Ellen Vandyck
Forschungsleiter
Die International Association for the Study of Schmerzen (IASP) definiert Schmerzen als nozizeptive, neuropathische und noziplastische Schmerzen. Diese drei Phänotypen können Therapeut/inn/en bei der Auswahl der am besten geeigneten Behandlung für jeden Zustand helfen. Obwohl man davon ausgeht, dass die Tendinopathie meist nozizeptiven Ursprungs ist, wird in Berichten spekuliert, dass auch eine veränderte Schmerzverarbeitung vorliegen kann. Da nicht viel über die veränderte Schmerzverarbeitung bei Tendinopathie bekannt ist, wurde in dieser systematischen Übersichtsarbeit und Meta-Analyse die Häufigkeit neuropathieähnlicher Symptome bei Tendinopathie und Überlastungsverletzungen der oberen und unteren Extremitäten untersucht.
Diese systematische Übersichtsarbeit mit Meta-Analyse umfasste Erwachsene ab 18 Jahren mit schmerzhafter Tendinopathie der oberen oder unteren Extremitäten. Sie hatten keinen Zustand, der zu einer veränderten nozizeptiven Schmerzverarbeitung führen könnte, wie etwa Fibromyalgie oder rheumatoide Arthritis.
Die Diagnose einer Tendinopathie wurde gestellt und konnte durch eine positive Bildgebung ergänzt werden, die jedoch nicht erforderlich war. Die eingeschlossenen Personen mit Tendinopathie wurden mit einer Gruppe schmerzfreier Personen verglichen, die keinen muskuloskelettalen Schmerzzustand hatten.
Das primäre Ergebnis war die Häufigkeit neuropathieähnlicher Symptome bei Tendinopathie oder Verletzungen durch Überbeanspruchung, die anhand eines von den Patienten mitgeteilten Ergebnisses (PROM) bewertet wurde. In Frage kamen Querschnitts- oder prospektive Fall-Kontroll- oder Kohorten-Studien. Klinische studien konnten ebenfalls einbezogen werden, aber in diesem Fall wurden nur die Ausgangsdaten für die Analyse verwendet. Ausgeschlossen wurden Studien, in denen experimentell ausgelöste Schmerzen der Sehnen untersucht wurden.
Von den 1285 Datensätzen wurden 8 Studien in die Überprüfung und Meta-Analyse einbezogen. Bei fünf Studien handelte es sich um Kohortenstudien, bei einer um eine Fall-Kontroll-Studie und bei zwei um klinische studien. Die laterale Epikondylalgie wurde in zwei Artikeln untersucht, drei Studien befassten sich mit der Patella- oder Quadrizeps-Tendinopathie, zwei Studien mit Schmerzen in der Ferse/Plantarfasziitis, zwei mit dem Trochanter-Schmerzsyndrom und fünf mit der Achillessehnen-tendinopathie. In einer Studie wurde die untersuchte Tendinopathie nicht erwähnt.

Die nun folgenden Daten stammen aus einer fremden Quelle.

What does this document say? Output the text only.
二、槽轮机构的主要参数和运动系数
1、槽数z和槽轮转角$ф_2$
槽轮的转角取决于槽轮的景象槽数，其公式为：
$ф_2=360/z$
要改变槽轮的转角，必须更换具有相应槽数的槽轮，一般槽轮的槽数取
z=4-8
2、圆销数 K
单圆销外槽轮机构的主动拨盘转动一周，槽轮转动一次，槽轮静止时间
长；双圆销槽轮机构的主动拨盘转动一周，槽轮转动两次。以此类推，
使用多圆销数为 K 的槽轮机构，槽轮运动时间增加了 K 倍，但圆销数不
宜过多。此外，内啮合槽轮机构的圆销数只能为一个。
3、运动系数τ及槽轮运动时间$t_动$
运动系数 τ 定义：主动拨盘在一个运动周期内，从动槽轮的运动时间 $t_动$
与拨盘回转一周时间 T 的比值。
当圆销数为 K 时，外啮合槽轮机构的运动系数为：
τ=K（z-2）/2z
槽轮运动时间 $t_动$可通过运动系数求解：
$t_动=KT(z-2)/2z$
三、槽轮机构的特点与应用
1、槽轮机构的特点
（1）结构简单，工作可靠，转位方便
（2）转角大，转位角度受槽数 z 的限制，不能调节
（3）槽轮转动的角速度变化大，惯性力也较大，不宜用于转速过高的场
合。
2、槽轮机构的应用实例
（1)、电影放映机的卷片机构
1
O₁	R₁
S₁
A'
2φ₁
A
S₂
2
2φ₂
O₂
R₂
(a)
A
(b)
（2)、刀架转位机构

Durch die Einbeziehung dieser acht Studien wurde eine Patientenstichprobe von 920 Personen mit schmerzhafter Tendinopathie erfasst. Im Durchschnitt war die Hälfte weiblich, und das Durchschnittsalter betrug 51 Jahre (SD: 12,5 Jahre). Die durchschnittliche Dauer der Schmerzen betrug 30 Monate (SD: 28,5 Monate).
Die Studien bewerteten das Vorhandensein neuropathieähnlicher Symptome bei Tendinopathie in 5 Studien mit dem painDETECT-Fragebogen, in 2 Studien mit dem Self-Report Leeds Assessment of Neuropathisch Symptoms (S-LANSS) und in einer Studie mit dem Douleur Neuropathique-4 (DN-4 ).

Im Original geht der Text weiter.